"I am very well aware of the Objection to modern Dresses in Pictures, that they are soon out of fashion & look awkward; but as that misfortune cannot be help'd we must set it against the unluckiness of fancied Dresses taking away Likenesses, the principal beauty and intention of a Portrait." - Thomas Gainsborough, 1826.
Known for his elegant full length portraits of British society figures, often depicted in front of elaborate landscapes, Thomas Gainsborough also developed a category of painting called "fancy pictures" that are romanticized landscape paintings of rustic rural figures. Although he loved landscape painting, he was involved in the more lucrative portraiture market. He was adept at oil painting techniques, particularly glazes and scumbling and even experimented with different grounds including glass with a back-lit light source. His skills extended to a number of new graphic techniques, such as aquatint and soft ground etching.

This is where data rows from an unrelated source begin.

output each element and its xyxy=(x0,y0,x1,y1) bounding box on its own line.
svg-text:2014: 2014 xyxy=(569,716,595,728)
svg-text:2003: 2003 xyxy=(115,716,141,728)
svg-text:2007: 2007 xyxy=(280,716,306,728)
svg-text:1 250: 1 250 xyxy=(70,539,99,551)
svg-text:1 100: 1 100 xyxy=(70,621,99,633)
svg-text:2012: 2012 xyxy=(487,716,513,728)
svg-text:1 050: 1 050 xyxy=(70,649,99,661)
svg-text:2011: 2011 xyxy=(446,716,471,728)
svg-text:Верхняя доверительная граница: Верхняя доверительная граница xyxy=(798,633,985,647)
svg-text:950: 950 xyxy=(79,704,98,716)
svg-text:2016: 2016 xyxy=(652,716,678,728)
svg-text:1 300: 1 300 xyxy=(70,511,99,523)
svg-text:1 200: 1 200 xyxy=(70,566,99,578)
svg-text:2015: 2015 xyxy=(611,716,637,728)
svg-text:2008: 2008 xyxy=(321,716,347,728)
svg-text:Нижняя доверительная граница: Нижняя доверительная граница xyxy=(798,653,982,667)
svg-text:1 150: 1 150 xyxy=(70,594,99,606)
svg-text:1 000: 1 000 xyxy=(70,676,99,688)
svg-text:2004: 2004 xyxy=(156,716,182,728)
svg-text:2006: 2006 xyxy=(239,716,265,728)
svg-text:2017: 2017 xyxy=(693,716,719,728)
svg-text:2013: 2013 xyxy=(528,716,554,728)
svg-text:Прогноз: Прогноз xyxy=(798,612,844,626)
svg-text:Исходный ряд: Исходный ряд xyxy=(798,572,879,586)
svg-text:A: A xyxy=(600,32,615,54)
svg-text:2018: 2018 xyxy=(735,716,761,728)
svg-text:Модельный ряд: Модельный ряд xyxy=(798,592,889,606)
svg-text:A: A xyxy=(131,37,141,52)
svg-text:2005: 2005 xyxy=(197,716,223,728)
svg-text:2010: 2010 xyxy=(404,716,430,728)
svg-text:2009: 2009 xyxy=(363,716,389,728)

Gainsborough was an artistic prodigy and studied with local artists in Suffolk before moving to London to train under the French engraver Hubert Gravelot and later Francis Hayman. He likely studied at St Martin Lane Academy, a school founded by William Hogarth. He never traveled to the continent and lived in Sudbury, Ipswich, Bath and London where he pursued a steadily growing market for his society portraits. Gainsborough was a founding member of the Royal Academy and he had a famous rivalry with Joshua Reynolds, the first President of the Academy.
Gainsborough's sensitivity to his sitter's social role, his creative compositions and his alertness to the social and political changes occurring in England have made his work an indispensable record. His painting practice was so well established that he made portraits of the Royal Family in 1780. Gainsborough's Ignatius Sancho was the first European painting to enter the National Gallery's collection.